Die Propheten sind für uns mit drin! Also auch Jeremia. Zeitlos gültig. Genau wie Israel sind wir gefragt von Gott: Warum wendet ihr euch ab? Dann sagen wir jetzt mal ganz ehrlich wir.

Wir wenden uns fortwährend von Gottes Ordnungen, von seinen Geboten ab. Am Trug halten wir fest. Auch wenn wir zunächst mit dem Finger allein auf Herrn Putin zeigen mögen. Und manche ihm den neuen Hitler nennen. Viele haben das Gefühl, dass wir unser lange noch pazifistisches Engagement nun beenden müssen. Und uns militärisch an die Seite der Ukraine stellen. Eindeutig. Auf die Seite der Freiheit, des Westens.

Doch geht es uns gut damit?

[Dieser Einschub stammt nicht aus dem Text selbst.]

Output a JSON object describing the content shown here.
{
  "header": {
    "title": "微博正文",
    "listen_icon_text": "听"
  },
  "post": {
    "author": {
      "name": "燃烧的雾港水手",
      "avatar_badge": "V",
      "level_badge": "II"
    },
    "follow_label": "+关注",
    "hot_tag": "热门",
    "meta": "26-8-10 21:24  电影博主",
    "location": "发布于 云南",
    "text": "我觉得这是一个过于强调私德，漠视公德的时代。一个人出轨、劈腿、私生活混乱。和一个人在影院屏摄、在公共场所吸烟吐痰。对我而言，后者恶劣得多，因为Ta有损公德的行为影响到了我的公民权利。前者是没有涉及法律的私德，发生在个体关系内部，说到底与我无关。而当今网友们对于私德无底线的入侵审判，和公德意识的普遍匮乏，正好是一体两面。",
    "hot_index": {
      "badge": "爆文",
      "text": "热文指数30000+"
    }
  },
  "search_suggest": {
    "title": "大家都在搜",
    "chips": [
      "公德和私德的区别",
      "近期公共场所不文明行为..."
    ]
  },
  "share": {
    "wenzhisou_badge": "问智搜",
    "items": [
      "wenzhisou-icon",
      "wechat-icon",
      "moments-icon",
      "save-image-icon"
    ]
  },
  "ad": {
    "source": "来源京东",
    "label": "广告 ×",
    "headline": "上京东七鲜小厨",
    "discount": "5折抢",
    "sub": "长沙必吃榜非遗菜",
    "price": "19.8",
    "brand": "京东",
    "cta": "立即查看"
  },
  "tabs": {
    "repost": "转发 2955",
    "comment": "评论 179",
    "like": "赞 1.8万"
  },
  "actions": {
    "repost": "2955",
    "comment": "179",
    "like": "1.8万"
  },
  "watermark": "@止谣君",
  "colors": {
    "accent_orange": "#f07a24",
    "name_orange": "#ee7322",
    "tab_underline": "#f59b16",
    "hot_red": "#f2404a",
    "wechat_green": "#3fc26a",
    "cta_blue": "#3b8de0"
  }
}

Bei mir stelle ich zunächst eine große Traurigkeit fest. Vielleicht auch eine Beschämung. Es sind doch zwei christlich geprägte Völker im Krieg. Ist die russisch-orthodoxe Kirche so weit von dem Friedensstifter Jesus Christus entfernt?

In wenigen Wochen beginnt in Karlsruhe die Weltversammlung des Ökumenischen Rates der Kirchen. Da sind die Orthodoxen dabei.

Ist nicht dort ganz dringend das Wort von Amsterdam 1948 zu aktualisieren? „Krieg darf, Krieg soll nach Gottes willen nicht sein!“

Da stelle ich mich eindeutig dazu und sage: Ja.

Wir haben weltweit ja ganz andere Probleme. Drohende Hungersnot in afrikanischen Ländern. Klimakatastrophe, deren Vorboten uns täglich unter den Füßen oder Reifen knistern. In Gestalt von viel zu früh gefallenem Laub. Und wir halten fest am Trug. Dass etwa persönlicher Verzicht auf Langstreckenflüge oder Allradfahrzeuge das Klimaruder herum reißen könnte. Es muss und es wird radikaler kommen!

Gibt uns unser Text nun irgendwo noch Hoffnung? Der Prophet Jeremia kommt erst in späteren Kapiteln zu Worten, die viel neue Kraft geben. Kapitel 29, Vers 11 zum Beispiel: Ich weiß wohl, was ich für Gedanken über euch habe, spricht der Herr: Gedanken des Friedens und nicht des Leides, dass ich euch gebe Zukunft und Hoffnung.

In unserer heutigen Perikope hilft allein der Blick in den Himmel:

Tiere als Vorbilder für Verlässlichkeit! Die Zugvögel!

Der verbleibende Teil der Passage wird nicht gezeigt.